神奈川新聞と戦争(68)1931年空襲の実態 既に熟知|カナロコ|神奈川新聞ニュース

神奈川新聞と戦争(68)1931年空襲の実態 既に熟知

錦州爆撃をリアルタイムで報じた1931年10月9日の横浜貿易新報

 「【奉天八日発電通至急報】我国飛行機は八日午後二時三機編隊を以(もっ)て錦州上空に到達爆撃を開始した」

 1931年10月9日の横浜貿易新報(横貿、本紙の前身)に掲載された、たった1行の記事。これが日本による初の空襲とされる錦州爆撃だ。関東軍作戦参謀だった石原莞爾は、中国東北部の遼寧省錦州市を12機の爆撃機で空襲した。

 満州事変の発端となった柳条湖事件(同年9月18日)から20日ほど。自作自演とされる南満州鉄道の線路爆破を、当時、関東軍は軍閥の張学良による破壊工作だと主張した。その張が錦州に拠点を築いていた。

 翌10月10日の横貿には、本文わずか11行の記事だが「張学良氏の対日戦意 日支[日中]双方緊張」の見出しとともに「張学良氏は満州各地に四散せる軍の錦州集結を図つてゐる」と報じた。続く11日には「錦州攻撃事件に関し連盟の緊急理事会」の見出し。空襲を巡り国際連盟が緊急に理事会を開く、という。隣の記事は、連盟が日本に厳しい「最後的判決」を下すと期待する張の動向を伝えた。

 改めて同9日横貿。「錦州の爆撃を開始」の記事の隣に、同じく【奉天八日発電通至急報】のクレジットが入った「錦州政府を認めず」との記事がある。

 「八日正午営口より出動した我軍飛行機は錦州上空に於て東北四省の策源地[後方基地]錦州政府を認めず暴虐なる張学良を膺懲(ようちょう)[懲らしめる]せよとの左の如(ごと)き市民に対するの書を散布した」。張は民意に反して仮政府を樹立し、日本の勢力圏をも侵そうとしているが、関東軍は権益や民衆の保護に努力している-。空襲を正当化する内容だ。

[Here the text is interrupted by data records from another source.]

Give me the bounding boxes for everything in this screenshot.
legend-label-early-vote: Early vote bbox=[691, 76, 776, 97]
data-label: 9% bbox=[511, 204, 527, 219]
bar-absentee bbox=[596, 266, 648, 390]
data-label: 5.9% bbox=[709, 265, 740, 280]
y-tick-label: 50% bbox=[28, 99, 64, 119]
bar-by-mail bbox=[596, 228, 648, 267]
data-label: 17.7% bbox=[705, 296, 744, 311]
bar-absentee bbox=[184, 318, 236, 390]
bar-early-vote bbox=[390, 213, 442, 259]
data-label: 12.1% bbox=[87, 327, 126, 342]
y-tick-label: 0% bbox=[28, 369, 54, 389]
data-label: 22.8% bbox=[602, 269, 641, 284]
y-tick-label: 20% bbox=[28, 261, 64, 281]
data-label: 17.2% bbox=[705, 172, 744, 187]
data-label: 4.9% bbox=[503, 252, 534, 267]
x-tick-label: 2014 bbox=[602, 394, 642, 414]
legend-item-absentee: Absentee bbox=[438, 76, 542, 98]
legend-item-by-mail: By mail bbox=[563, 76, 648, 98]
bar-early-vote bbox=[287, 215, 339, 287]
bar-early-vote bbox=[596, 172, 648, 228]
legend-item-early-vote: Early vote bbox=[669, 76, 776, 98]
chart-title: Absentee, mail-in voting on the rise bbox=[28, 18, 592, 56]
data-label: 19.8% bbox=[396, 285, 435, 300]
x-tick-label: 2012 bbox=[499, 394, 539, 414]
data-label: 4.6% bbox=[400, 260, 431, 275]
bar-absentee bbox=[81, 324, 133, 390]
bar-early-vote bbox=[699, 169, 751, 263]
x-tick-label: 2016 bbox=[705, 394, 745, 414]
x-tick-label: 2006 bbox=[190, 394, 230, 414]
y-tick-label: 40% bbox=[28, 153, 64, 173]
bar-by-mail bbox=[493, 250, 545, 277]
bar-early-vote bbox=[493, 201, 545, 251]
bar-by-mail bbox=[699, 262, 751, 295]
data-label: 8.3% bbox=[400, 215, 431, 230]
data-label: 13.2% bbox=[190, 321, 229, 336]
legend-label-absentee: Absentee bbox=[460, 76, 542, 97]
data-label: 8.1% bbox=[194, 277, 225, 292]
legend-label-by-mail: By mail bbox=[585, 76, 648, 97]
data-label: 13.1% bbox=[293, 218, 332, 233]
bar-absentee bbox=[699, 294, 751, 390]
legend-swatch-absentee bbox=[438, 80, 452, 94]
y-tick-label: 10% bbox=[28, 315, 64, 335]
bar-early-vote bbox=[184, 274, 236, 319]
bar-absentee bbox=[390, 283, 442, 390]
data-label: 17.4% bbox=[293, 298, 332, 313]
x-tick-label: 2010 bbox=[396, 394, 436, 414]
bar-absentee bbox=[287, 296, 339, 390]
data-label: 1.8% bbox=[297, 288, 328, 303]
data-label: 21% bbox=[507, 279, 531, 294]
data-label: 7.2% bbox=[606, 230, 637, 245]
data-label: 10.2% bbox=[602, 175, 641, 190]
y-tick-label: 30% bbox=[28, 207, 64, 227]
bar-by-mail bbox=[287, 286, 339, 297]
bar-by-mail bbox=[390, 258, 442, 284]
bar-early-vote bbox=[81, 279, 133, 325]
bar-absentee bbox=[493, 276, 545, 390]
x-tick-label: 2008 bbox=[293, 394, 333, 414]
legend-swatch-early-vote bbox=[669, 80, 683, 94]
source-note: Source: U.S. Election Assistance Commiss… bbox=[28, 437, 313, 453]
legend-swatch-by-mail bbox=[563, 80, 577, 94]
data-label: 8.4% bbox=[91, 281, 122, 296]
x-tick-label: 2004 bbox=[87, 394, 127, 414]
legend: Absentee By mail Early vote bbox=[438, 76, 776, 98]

 大前治著「『逃げるな、火を消せ!』戦時下トンデモ『防空法』」は、太平洋戦争末期の米軍による空襲に遭う前に、日本は空襲の実相を熟知していた、と指摘する。それが錦州爆撃であり、日中戦争での重慶爆撃だった。「加害者の論理」を知っているからこそ、軍や政府は日本国民にその実態を伝えなかった。